С дочерью Евдоким Поликарпович не виделся пять лет, с тех пор как Ольга, не спросясь отца, вдруг вышла замуж и бросила институт.
– Ладно, сказал он жене, когда та однажды осторожно сообщила ему эту новость, – баба с возу – кобыле легче.
И – все. Больше ни слова. Вычеркнул из своего сердца. Не мог простить такой обиды: не за пеленками виделось ему будущее дочери.
Круглая отличница, каждый год похвальные грамоты, из института даже присылали ему благодарности – да ей ли не учиться? Ей ли не закончить институт? По крайней мере, хоть один человек в роду Подрезовых был бы с высшим образованием. А то ведь и дальше могла махнуть. У Михайлова, первого секретаря Плесецкого райкома, дочь в аспирантуре учится, на ученого – тот об этом при каждой встрече хвастается, – а почему бы не могла учиться в этой самой аспирантуре его Ольга?
Одним словом, удар для него был страшный.

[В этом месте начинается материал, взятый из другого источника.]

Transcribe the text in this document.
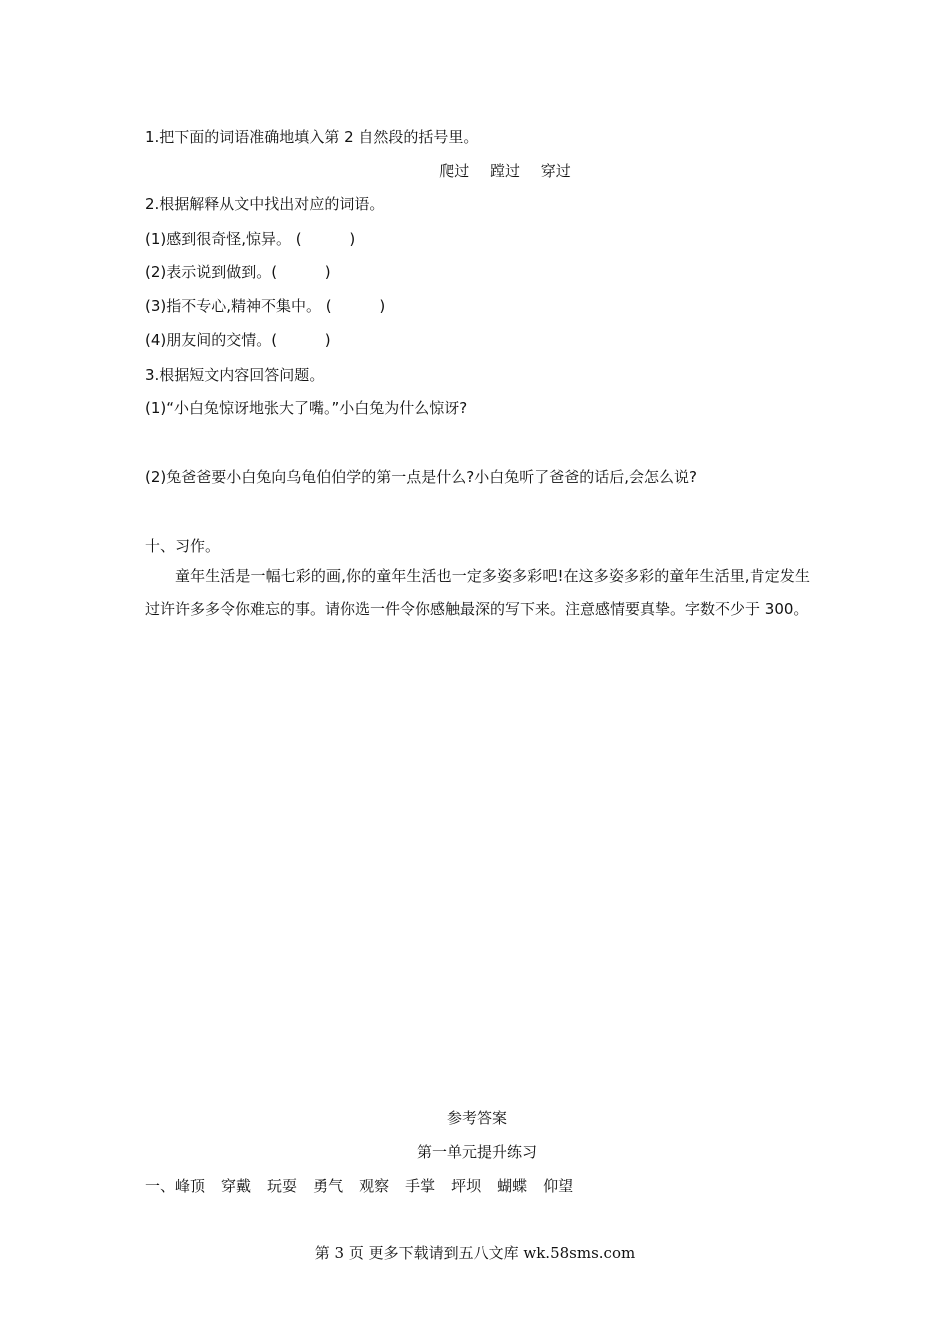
1.把下面的词语准确地填入第 2 自然段的括号里。
爬过 蹚过 穿过
2.根据解释从文中找出对应的词语。
(1)感到很奇怪,惊异。 (          )
(2)表示说到做到。(          )
(3)指不专心,精神不集中。 (          )
(4)朋友间的交情。(          )
3.根据短文内容回答问题。
(1)“小白兔惊讶地张大了嘴。”小白兔为什么惊讶?
(2)兔爸爸要小白兔向乌龟伯伯学的第一点是什么?小白兔听了爸爸的话后,会怎么说?
十、习作。
童年生活是一幅七彩的画,你的童年生活也一定多姿多彩吧!在这多姿多彩的童年生活里,肯定发生过许许多多令你难忘的事。请你选一件令你感触最深的写下来。注意感情要真挚。字数不少于 300。
参考答案
第一单元提升练习
一、峰顶 穿戴 玩耍 勇气 观察 手掌 坪坝 蝴蝶 仰望
第 3 页 更多下载请到五八文库 wk.58sms.com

Он даже запил было, да хорошо, у первого секретаря дел всегда невпроворот, в делах забылся. Три года Евдоким Поликарпович выдерживал карантин. Три года не читал от дочери писем. Вплоть до прошлогодней весны, когда у Ольги родился сын.
Нет, нет, он не заулюлюкал, не пошел вприсядку оттого, что стал дедом и что на свете появился еще один Евдоким. Наоборот, он самыми последними словами изругал дочь. Потому что кто же в наше время дает такое имя ребенку? Овдя, Овдюха, Овдейко… Да внук не только отца с матерью – деда будет проклинать всю жизнь! А потом вдруг что-то сдвинулось у него в груди, и он все чаще и чаще стал ловить себя на том, что думает о маленьком Овде…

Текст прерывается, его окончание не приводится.